Ruth Krauss
Personal Information
Description
Ruth Krauss was born in Baltimore, Maryland, on July 25, 1901, to Julius and Blanche (Rosenfeld) Krauss. She constantly read, wrote, and drew as a child, and was allowed to quit school after the eighth grade to study art and the violin. Krauss eventually earned a B.A. degree from the Parsons School of Fine and Applied Art in New York City and casually studied anthropology at Columbia University. She married David Johnson Leisk, who wrote and illustrated children's books under the pseudonym Crockett Johnson, in 1941.
Books
Goodnight Goodnight Sleepyhead
In simple rhyming text, a child says goodnight to the things around her.
A Hole Is to Dig
Nursery school children's "definitions" of everyday objects reveal their different view of the world in a humorous way.
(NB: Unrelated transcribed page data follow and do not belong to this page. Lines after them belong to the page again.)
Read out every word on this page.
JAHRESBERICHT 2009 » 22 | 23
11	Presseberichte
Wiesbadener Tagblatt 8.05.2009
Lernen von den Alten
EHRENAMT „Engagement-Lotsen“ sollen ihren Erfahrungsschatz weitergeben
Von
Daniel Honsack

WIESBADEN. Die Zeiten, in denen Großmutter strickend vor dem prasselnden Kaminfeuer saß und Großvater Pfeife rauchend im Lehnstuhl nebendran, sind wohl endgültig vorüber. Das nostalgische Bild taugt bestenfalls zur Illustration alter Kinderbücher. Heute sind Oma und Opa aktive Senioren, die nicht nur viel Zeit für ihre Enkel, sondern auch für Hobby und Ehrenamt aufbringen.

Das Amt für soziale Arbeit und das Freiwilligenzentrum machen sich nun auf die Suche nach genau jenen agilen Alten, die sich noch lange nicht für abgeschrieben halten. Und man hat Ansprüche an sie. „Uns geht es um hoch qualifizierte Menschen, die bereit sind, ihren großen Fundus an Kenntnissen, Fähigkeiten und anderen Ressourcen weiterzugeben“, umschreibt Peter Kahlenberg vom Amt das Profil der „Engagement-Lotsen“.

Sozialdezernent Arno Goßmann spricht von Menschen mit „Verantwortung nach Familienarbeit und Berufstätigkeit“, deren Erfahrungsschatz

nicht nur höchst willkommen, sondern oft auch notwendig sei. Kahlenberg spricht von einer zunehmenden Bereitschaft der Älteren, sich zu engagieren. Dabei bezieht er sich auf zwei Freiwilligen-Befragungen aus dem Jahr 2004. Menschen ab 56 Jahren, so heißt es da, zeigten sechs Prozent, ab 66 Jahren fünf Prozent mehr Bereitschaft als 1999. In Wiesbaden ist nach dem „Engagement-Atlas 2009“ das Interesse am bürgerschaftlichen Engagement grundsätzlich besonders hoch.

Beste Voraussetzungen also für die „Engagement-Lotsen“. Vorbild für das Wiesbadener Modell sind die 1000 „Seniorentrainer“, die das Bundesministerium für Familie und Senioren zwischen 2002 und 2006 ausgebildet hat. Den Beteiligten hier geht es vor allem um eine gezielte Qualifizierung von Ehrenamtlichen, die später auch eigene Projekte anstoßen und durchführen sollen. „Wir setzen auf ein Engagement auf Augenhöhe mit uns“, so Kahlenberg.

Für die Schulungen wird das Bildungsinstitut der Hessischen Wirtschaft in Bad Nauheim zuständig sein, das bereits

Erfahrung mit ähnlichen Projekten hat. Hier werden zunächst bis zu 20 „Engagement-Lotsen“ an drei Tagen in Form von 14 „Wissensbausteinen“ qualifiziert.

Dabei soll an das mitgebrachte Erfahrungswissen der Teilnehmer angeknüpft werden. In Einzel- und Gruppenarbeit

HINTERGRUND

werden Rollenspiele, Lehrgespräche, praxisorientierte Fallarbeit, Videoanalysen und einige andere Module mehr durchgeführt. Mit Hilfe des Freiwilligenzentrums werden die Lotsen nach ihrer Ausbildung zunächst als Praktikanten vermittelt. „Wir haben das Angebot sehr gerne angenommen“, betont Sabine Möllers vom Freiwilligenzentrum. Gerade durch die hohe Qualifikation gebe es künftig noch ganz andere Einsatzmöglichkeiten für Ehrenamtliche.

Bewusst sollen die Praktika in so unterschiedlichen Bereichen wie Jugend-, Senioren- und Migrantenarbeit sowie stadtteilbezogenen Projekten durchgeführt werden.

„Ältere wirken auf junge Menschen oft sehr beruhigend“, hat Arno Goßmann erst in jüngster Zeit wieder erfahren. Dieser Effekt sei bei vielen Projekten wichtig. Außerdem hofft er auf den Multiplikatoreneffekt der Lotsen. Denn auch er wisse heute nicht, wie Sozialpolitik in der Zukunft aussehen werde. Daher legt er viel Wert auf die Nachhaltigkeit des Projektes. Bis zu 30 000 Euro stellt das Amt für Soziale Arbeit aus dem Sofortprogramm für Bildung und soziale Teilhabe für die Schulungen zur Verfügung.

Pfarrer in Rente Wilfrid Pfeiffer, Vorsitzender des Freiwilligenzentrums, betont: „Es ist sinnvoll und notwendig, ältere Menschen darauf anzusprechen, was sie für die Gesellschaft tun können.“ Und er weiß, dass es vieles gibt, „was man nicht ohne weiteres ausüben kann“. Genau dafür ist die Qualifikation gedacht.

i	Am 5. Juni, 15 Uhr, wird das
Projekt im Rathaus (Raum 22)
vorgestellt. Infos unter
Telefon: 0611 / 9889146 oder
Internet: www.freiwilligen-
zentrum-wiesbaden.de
I Can Fly (A Golden Classic)
A little girl at play can fly like a bird, moo like a cow, and squirm like a worm.
You're Just What I Need
As a child hides beneath a blanket, Mother playfully wonders if the hidden bundle could be anything she needs.
Happy Day
In the middle of winter, different forest animals awake and run sniffing through the trees to discover a single flower growing in the snow.
The Carrot Seed
Despite everyone's dire predictions, a little boy has faith in the carrot see he plants
Open House for Butterflies (Carrot Seed Classics)
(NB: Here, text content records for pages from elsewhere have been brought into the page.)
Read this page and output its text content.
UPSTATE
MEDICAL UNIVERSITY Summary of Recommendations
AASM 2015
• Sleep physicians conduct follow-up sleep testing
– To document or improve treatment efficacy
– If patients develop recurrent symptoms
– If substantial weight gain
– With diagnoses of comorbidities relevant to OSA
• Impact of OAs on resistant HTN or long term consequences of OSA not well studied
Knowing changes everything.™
The book gives insight into an alternate and straightforward way of looking at things and events around us. For a moment, you can take away the idea that you are an adult, or you may forget what you think you are and read Krauss's and Sendak's revelations. It's joyful to be in that moment!
Somebody spilled the sky
Sixteen poems of feelings, thoughts, and behavior of childhood.
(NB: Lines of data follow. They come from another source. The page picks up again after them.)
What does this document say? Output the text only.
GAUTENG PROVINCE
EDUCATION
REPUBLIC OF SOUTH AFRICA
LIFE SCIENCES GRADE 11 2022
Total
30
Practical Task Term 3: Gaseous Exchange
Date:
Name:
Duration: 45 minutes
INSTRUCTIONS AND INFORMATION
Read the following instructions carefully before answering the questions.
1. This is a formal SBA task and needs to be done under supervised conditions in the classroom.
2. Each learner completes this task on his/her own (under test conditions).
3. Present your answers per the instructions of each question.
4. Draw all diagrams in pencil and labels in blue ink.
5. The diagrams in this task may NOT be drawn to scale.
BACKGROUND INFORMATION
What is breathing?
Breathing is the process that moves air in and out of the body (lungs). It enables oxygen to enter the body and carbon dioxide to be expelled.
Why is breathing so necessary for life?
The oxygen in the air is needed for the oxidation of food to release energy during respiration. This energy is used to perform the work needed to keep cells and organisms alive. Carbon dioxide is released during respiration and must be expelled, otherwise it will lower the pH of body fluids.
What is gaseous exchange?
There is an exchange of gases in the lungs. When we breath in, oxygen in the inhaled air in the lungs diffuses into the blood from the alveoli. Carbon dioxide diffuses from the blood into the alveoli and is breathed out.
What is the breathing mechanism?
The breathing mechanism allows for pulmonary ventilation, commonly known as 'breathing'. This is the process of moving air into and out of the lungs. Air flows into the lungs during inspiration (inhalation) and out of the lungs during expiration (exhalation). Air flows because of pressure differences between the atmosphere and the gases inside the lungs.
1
Little boat lighter than a cork
Follows the adventures of a tiny voyager in a nutshell boat.
Everything under a mushroom
Tiny boys and girls play under a mushroom--setting up a little town, imagining they are flowers, and pretending all sorts of things.
I write it
Describes in verse the one activity that children everywhere have in common.
There's a little ambiguity over there among the bluebells, and other theater poems
A good man and his good wife
Relates how a husband cured his wife's habit of constantly moving furniture and other objects around the house.
Somebody else's nut tree
Summary, An illustrated collection of poems and brief tales on a variety of subjects.
Charlotte and the white horse
When a white horse is born and Charlotte is allowed to keep him, she names him Milky Way and they love each other dearly.